S’il n’est pas question ici de mettre en cause l’importance du suivi et de la veille active qui doit entourer les élèves, le protocole ne fait que formaliser des modalités de travail que les équipes d’établissement se sont données depuis longtemps et s’efforcent de maintenir malgré la pénurie en personnels. Issues bien souvent des GPDS (groupe de prévention du décrochage scolaire), des cellules de veille se sont en effet constituées et permettent les échanges réguliers sur les situations qui apparaissent problématiques, à partir des interrogations d’enseignants, de la vie scolaire, des observations du·de la PsyEN, de l’assistant·e de service social, de l’infimier·e ou du médecin.

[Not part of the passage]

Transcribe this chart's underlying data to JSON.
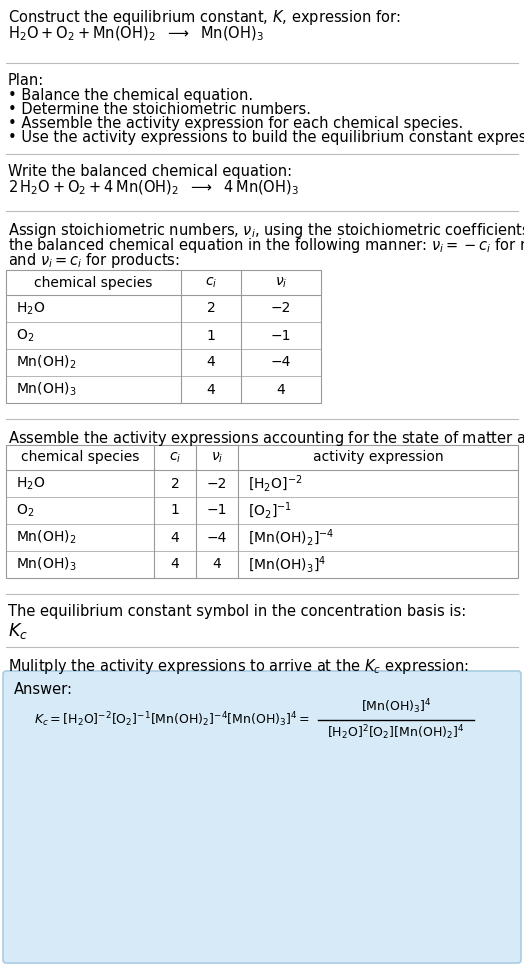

Sur la base du questionnaire renseigné, le protocole formalise les signaux d’alerte qui doivent être adressés à l’équipe ressource. Il recommande de désigner un référent par établissement et pour tous les jours de la semaine, un responsable identifié pour traiter de la situation.
Mais au lieu de la formalisation d’un protocole et d’une logique assurantielle, pourquoi ne pas recruter davantage de personnels, notamment de PsyEN qui sont chargé·e·s dans leur texte statutaire [1] de « l’intervention auprès des élèves en situation de souffrance psychique » ? Ainsi, leur temps de présence serait plus conséquent dans les EPLE.
Pourquoi ne pas investir dans les centres médico-psychologiques (CMP), Centre médico-psycho-pédagogiques (CMPP), les Maisons des adolescents et dans les services publics au lieu de renvoyer systématiquement vers le secteur libéral ? Car la question de l’interprétation de cette grille de « signaux faibles » est complexe. S’agit-il d’une situation inquiétante nécessitant un contact urgent avec une structure de soins ou de manifestations à replacer dans le cadre de la singularité d’un développement psychologique perturbé par une situation particulière ?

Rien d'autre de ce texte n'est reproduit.